C’est dans ce contexte intellectuel que s’inscrit le dialogue entre chrétiens et juifs, car un tel dialogue ne peut passer à côté du génocide. Metz considère en effet que l’attitude chrétienne face à Auschwitz est déterminante pour le rapport des chrétiens au judaïsme. La question est éminemment spirituelle. Certains pensent, à la suite de Theodor Adorno, qu’il n’est plus possible de dire des poèmes: «Après Auschwitz, il n’y a plus de poème»[5]. Dans ce même esprit, on peut se demander s’il est encore possible de prier après ce drame. À cette question, Metz répond de manière positive: «Nous pouvons prier après Auschwitz parce qu’on a prié à Auschwitz »[6]. La prière n’est pas morte à Auschwitz puisque, même au cœur de cet enfer, certaines personnes trouvaient encore la force de dire quelque chose à Dieu qui tardait à venir.

Le dialogue avec le peuple juif ne peut avoir lieu sans tenir compte des victimes de l’Holocauste. Une confrontation avec ce dernier n’a pas pour objectif d’essayer de comprendre, ce que Metz estime impossible. Pour ce dernier, les chrétiens ne peuvent interpréter la souffrance des juifs comme un moment de l’histoire du salut car cela reviendrait à mystifier la souffrance. Dans Auschwitz, affirme Metz, nous ne rencontrons que l’énigme d’un manque de sensibilité (apathie) à l’égard d’autrui et il ne faut pas y chercher des traces de Dieu.

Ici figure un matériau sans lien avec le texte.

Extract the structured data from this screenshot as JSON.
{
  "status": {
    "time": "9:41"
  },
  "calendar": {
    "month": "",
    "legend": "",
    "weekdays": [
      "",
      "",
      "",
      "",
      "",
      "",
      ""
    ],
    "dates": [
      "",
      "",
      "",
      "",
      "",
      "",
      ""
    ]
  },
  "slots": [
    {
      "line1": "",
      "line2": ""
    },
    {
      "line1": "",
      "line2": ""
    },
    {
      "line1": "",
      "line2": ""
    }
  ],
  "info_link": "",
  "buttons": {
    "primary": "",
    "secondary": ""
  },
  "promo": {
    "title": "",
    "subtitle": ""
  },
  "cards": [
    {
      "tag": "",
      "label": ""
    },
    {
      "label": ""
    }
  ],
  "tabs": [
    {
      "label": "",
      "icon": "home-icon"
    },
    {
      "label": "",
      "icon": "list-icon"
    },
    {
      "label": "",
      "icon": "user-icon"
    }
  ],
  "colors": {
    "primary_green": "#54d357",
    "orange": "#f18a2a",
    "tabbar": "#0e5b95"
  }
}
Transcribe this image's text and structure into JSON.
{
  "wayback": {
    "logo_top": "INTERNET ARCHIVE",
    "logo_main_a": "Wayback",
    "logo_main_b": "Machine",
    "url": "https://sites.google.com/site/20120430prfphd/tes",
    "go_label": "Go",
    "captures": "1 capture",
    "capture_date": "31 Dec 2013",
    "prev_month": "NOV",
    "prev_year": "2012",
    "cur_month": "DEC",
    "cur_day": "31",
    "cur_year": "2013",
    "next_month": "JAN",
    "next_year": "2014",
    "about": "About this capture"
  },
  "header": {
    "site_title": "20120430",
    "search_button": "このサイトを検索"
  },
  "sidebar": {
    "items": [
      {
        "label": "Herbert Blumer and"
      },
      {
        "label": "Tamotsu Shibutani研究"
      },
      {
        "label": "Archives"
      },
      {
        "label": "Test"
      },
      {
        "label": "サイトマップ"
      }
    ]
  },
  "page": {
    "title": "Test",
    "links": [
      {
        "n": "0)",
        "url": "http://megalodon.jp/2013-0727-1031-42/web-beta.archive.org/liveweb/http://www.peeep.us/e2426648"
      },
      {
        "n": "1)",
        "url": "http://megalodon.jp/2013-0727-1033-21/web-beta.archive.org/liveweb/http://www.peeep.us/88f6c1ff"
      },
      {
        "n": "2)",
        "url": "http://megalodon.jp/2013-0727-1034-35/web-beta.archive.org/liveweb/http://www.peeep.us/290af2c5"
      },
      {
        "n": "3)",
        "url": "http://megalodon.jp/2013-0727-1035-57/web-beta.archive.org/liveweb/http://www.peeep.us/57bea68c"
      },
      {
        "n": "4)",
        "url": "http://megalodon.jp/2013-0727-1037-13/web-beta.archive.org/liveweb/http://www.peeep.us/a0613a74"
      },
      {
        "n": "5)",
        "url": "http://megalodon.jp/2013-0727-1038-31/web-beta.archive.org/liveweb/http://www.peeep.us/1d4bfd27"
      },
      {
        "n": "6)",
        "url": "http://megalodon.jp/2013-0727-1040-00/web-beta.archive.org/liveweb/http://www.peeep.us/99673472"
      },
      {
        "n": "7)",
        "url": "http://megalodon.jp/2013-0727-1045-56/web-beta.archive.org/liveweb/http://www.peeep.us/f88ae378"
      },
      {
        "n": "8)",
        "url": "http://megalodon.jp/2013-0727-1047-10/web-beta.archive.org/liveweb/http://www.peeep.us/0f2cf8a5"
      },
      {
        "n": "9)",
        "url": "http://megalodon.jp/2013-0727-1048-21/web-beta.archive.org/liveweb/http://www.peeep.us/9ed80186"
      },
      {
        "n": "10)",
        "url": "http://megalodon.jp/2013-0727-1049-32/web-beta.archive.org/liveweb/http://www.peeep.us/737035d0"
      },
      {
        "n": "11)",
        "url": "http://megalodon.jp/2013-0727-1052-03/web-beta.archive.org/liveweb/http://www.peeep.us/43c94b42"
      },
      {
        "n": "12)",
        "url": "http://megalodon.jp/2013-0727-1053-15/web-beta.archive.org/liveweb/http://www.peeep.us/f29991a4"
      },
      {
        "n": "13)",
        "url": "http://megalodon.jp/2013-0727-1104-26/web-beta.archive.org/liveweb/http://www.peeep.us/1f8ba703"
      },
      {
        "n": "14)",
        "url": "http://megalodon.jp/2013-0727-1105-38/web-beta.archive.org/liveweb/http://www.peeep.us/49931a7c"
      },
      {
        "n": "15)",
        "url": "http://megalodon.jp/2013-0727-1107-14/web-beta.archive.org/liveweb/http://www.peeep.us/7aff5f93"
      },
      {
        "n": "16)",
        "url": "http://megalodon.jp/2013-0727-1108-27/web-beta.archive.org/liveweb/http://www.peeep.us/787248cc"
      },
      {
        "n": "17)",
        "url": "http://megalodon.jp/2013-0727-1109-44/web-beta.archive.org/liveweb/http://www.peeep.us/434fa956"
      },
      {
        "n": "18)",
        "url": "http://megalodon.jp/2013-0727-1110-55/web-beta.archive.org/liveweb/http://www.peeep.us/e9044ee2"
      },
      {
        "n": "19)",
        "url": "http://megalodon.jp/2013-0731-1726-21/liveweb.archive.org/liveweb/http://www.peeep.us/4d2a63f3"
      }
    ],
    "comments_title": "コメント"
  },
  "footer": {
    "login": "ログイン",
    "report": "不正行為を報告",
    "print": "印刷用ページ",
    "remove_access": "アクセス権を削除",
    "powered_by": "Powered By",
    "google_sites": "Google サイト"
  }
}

Toute tentative de justifier Dieu devant ce mal est considérée par Metz comme un blasphème. Il serait inacceptable d’intégrer une catastrophe comme l’Holocauste dans l’histoire du salut. Cela reviendrait à faire de celle-ci une métaphysique triomphante qui n’apprend rien des catastrophes. L’histoire nous apprend que la persécution au cours des premiers siècles a été opérée au préjudice des juifs comme des chrétiens (les deux étaient condamnés comme athées par refus du culte impérial). Dans l’avenir, ajoute Metz, toute nouvelle persécution ne pourra être qu’une persécution des deux, comme c’était le cas au commencement. Le dialogue entre juifs et chrétiens suppose que les chrétiens renoncent à prendre l’initiative de la parole. Les chrétiens ne sont autorisés à entrer dans la discussion que lorsque les victimes commencent à s’exprimer. Le premier devoir des chrétiens est d’écouter les juifs dire ce qu’ils veulent à propos d’eux-mêmes. Hélas, reconnaît le théologien, ce sont souvent les chrétiens qui ont parlé en premier lieu, sans vraiment prendre le temps d’écouter les juifs.

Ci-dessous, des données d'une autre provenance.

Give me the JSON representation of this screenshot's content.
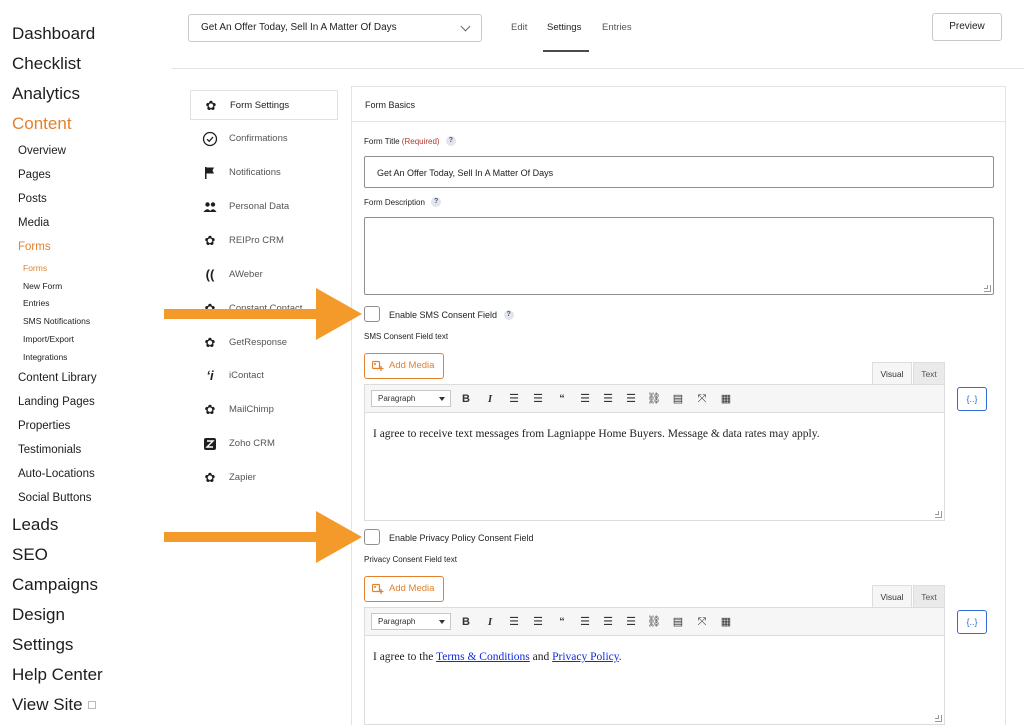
{
  "nav": {
    "dashboard": "Dashboard",
    "checklist": "Checklist",
    "analytics": "Analytics",
    "content": "Content",
    "content_items": [
      "Overview",
      "Pages",
      "Posts",
      "Media",
      "Forms"
    ],
    "forms_items": [
      "Forms",
      "New Form",
      "Entries",
      "SMS Notifications",
      "Import/Export",
      "Integrations"
    ],
    "content_items_2": [
      "Content Library",
      "Landing Pages",
      "Properties",
      "Testimonials",
      "Auto-Locations",
      "Social Buttons"
    ],
    "bottom_items": [
      "Leads",
      "SEO",
      "Campaigns",
      "Design",
      "Settings",
      "Help Center",
      "View Site"
    ]
  },
  "header": {
    "form_select_value": "Get An Offer Today, Sell In A Matter Of Days",
    "tabs": [
      "Edit",
      "Settings",
      "Entries"
    ],
    "active_tab": "Settings",
    "preview_label": "Preview"
  },
  "settings_menu": [
    {
      "label": "Form Settings",
      "icon": "gear-icon",
      "active": true
    },
    {
      "label": "Confirmations",
      "icon": "check-circle-icon"
    },
    {
      "label": "Notifications",
      "icon": "flag-icon"
    },
    {
      "label": "Personal Data",
      "icon": "users-icon"
    },
    {
      "label": "REIPro CRM",
      "icon": "gear-icon"
    },
    {
      "label": "AWeber",
      "icon": "aweber-icon"
    },
    {
      "label": "Constant Contact",
      "icon": "gear-icon"
    },
    {
      "label": "GetResponse",
      "icon": "gear-icon"
    },
    {
      "label": "iContact",
      "icon": "icontact-icon"
    },
    {
      "label": "MailChimp",
      "icon": "gear-icon"
    },
    {
      "label": "Zoho CRM",
      "icon": "zoho-icon"
    },
    {
      "label": "Zapier",
      "icon": "gear-icon"
    }
  ],
  "panel": {
    "title": "Form Basics",
    "form_title_label": "Form Title",
    "required_text": "(Required)",
    "form_title_value": "Get An Offer Today, Sell In A Matter Of Days",
    "form_description_label": "Form Description",
    "help_glyph": "?",
    "sms": {
      "checkbox_label": "Enable SMS Consent Field",
      "field_text_label": "SMS Consent Field text",
      "content": "I agree to receive text messages from Lagniappe Home Buyers. Message & data rates may apply."
    },
    "privacy": {
      "checkbox_label": "Enable Privacy Policy Consent Field",
      "field_text_label": "Privacy Consent Field text",
      "content_prefix": "I agree to the ",
      "terms_link": "Terms & Conditions",
      "content_and": " and ",
      "privacy_link": "Privacy Policy",
      "content_suffix": "."
    },
    "editor": {
      "add_media_label": "Add Media",
      "tab_visual": "Visual",
      "tab_text": "Text",
      "format_value": "Paragraph",
      "merge_tag_label": "{..}",
      "toolbar_icons": [
        "bold-icon",
        "italic-icon",
        "bullet-list-icon",
        "numbered-list-icon",
        "blockquote-icon",
        "align-left-icon",
        "align-center-icon",
        "align-right-icon",
        "link-icon",
        "read-more-icon",
        "fullscreen-icon",
        "toolbar-toggle-icon"
      ]
    }
  },
  "colors": {
    "accent": "#e2812e",
    "arrow": "#f39a2b",
    "link": "#0f2ae0",
    "merge_tag": "#2f6bd3"
  }
}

Metz analyse les raisons qui ont rendu la catastrophe du génocide possible. Selon lui, une raison tient au fait que les chrétiens ont perdu le sens messianique de la foi. En optant pour une «intériorisation» du salut chrétien, les chrétiens ont perdu toute distance critique par rapport au pouvoir[7]. Metz vise ici ce qu’il a décrit comme le «christianisme bourgeois», à savoir la compréhension intellectuelle de la foi qui s’accompagne d’une spiritualisation de la pratique chrétienne de conversion (metanoia)[8]. Metz invite donc à revenir à une conception authentique du christianisme, c’est-à-dire à comprendre la foi comme suivance à la fois mystique et politique.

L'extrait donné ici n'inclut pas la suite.